Solution 1: Runs of 3 months or more, done by checking 1 month ahead and behind and using a semi-join against that.
WITH Months AS (
SELECT DISTINCT
O.CustID,
Grp = DateDiff(Month, '20000101', O.OrderDate)
FROM
CustOrder O
), Anchors AS (
SELECT
M.CustID,
Ind = M.Grp + X.Offset
FROM
Months M
CROSS JOIN (
SELECT -1 UNION ALL SELECT 0 UNION ALL SELECT 1
) X (Offset)
GROUP BY
M.CustID,
M.Grp + X.Offset
HAVING
Count(*) = 3
)
SELECT
C.CustName,
[Year] = Year(OrderDate),
O.OrderDate
FROM
Cust C
INNER JOIN CustOrder O ON C.CustID = O.CustID
WHERE
EXISTS (
SELECT 1
FROM
Anchors A
WHERE
O.CustID = A.CustID
AND O.OrderDate >= DateAdd(Month, A.Ind, '19991201')
AND O.OrderDate < DateAdd(Month, A.Ind, '20000301')
)
ORDER BY
C.CustName,
OrderDate;
Solution 2: Exact 3-month patterns. If it is a 4-month or greater run, the values are excluded. This is done by checking 2 months ahead and two months behind (essentially looking for the pattern N, Y, Y, Y, N).
WITH Months AS (
SELECT DISTINCT
O.CustID,
Grp = DateDiff(Month, '20000101', O.OrderDate)
FROM
CustOrder O
), Anchors AS (
SELECT
M.CustID,
Ind = M.Grp + X.Offset
FROM
Months M
CROSS JOIN (
SELECT -2 UNION ALL SELECT -1 UNION ALL SELECT 0 UNION ALL SELECT 1 UNION ALL SELECT 2
) X (Offset)
GROUP BY
M.CustID,
M.Grp + X.Offset
HAVING
Count(*) = 3
AND Min(X.Offset) = -1
AND Max(X.Offset) = 1
)
SELECT
C.CustName,
[Year] = Year(OrderDate),
O.OrderDate
FROM
Cust C
INNER JOIN CustOrder O ON C.CustID = O.CustID
INNER JOIN Anchors A
ON O.CustID = A.CustID
AND O.OrderDate >= DateAdd(Month, A.Ind, '19991201')

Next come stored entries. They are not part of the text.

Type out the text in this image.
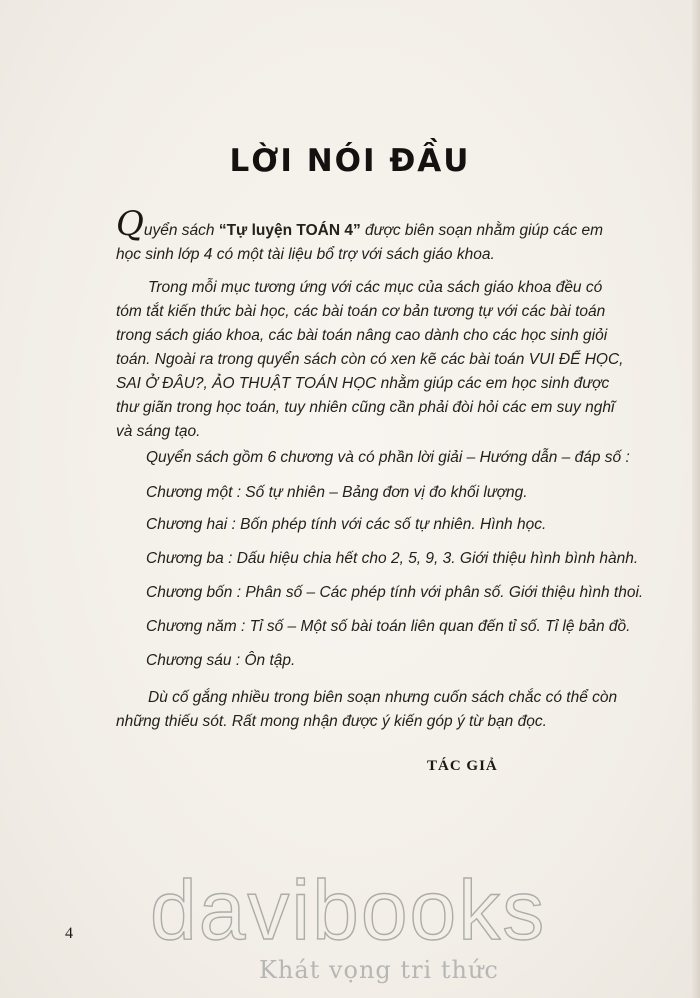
LỜI NÓI ĐẦU
Quyển sách “Tự luyện TOÁN 4” được biên soạn nhằm giúp các em học sinh lớp 4 có một tài liệu bổ trợ với sách giáo khoa.
Trong mỗi mục tương ứng với các mục của sách giáo khoa đều có tóm tắt kiến thức bài học, các bài toán cơ bản tương tự với các bài toán trong sách giáo khoa, các bài toán nâng cao dành cho các học sinh giỏi toán. Ngoài ra trong quyển sách còn có xen kẽ các bài toán VUI ĐỂ HỌC, SAI Ở ĐÂU?, ẢO THUẬT TOÁN HỌC nhằm giúp các em học sinh được thư giãn trong học toán, tuy nhiên cũng cần phải đòi hỏi các em suy nghĩ và sáng tạo.
Quyển sách gồm 6 chương và có phần lời giải – Hướng dẫn – đáp số :
Chương một : Số tự nhiên – Bảng đơn vị đo khối lượng.
Chương hai : Bốn phép tính với các số tự nhiên. Hình học.
Chương ba : Dấu hiệu chia hết cho 2, 5, 9, 3. Giới thiệu hình bình hành.
Chương bốn : Phân số – Các phép tính với phân số. Giới thiệu hình thoi.
Chương năm : Tỉ số – Một số bài toán liên quan đến tỉ số. Tỉ lệ bản đồ.
Chương sáu : Ôn tập.
Dù cố gắng nhiều trong biên soạn nhưng cuốn sách chắc có thể còn những thiếu sót. Rất mong nhận được ý kiến góp ý từ bạn đọc.
TÁC GIẢ
4 davibooks
Khát vọng tri thức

AND O.OrderDate < DateAdd(Month, A.Ind, '20000301')
ORDER BY
C.CustName,
OrderDate;
Here's my table-loading script if anyone else wants to play:
IF Object_ID('CustOrder', 'U') IS NOT NULL DROP TABLE CustOrder
IF Object_ID('Cust', 'U') IS NOT NULL DROP TABLE Cust
GO
SET NOCOUNT ON
CREATE TABLE Cust (
CustID int identity(1,1) NOT NULL PRIMARY KEY CLUSTERED,
CustName varchar(100) UNIQUE
)
CREATE TABLE CustOrder (
OrderID int identity(100, 1) NOT NULL PRIMARY KEY CLUSTERED,
CustID int NOT NULL FOREIGN KEY REFERENCES Cust (CustID),
OrderDate smalldatetime NOT NULL
)
DECLARE @i int
SET @i = 1000
WHILE @i > 0 BEGIN
WITH N AS (
SELECT
Nm =
Char(Abs(Checksum(NewID())) % 26 + 65)
+ Char(Abs(Checksum(NewID())) % 26 + 97)
+ Char(Abs(Checksum(NewID())) % 26 + 97)
+ Char(Abs(Checksum(NewID())) % 26 + 97)
+ Char(Abs(Checksum(NewID())) % 26 + 97)
+ Char(Abs(Checksum(NewID())) % 26 + 97)
)
INSERT Cust
SELECT N.Nm
FROM N
WHERE NOT EXISTS (
SELECT 1
FROM Cust C
WHERE
N.Nm = C.CustName
)
SET @i = @i - @@RowCount
END
WHILE @i < 50000 BEGIN
INSERT CustOrder
SELECT TOP (50000 - @i)
Abs(Checksum(NewID())) % 1000 + 1,
DateAdd(Day, Abs(Checksum(NewID())) % 10000, '19900101')
FROM master.dbo.spt_values
SET @i = @i + @@RowCount
END
Performance
Here are some performance testing results for the 3-month-or-more queries:
Query CPU Reads Duration
Martin 1 2297 299412 2348
Martin 2 625 285 809
Denis 3641 401 3855
Emtucifor 1855 94727 2077
This is only one run of each, but the numbers are fairly representative. It turns out that your query wasn't so badly-performing, Denis, after all. Martin's query beats the others hands down, but at first was using some overly-expensive windowing functions strategies that he fixed.
Of course, as I noted, Denis's query isn't pulling the right rows when a customer has two orders on the same day, so his query is out of contention unless he fixed is.
Also, different indexes could possibly shake things up. I don't know.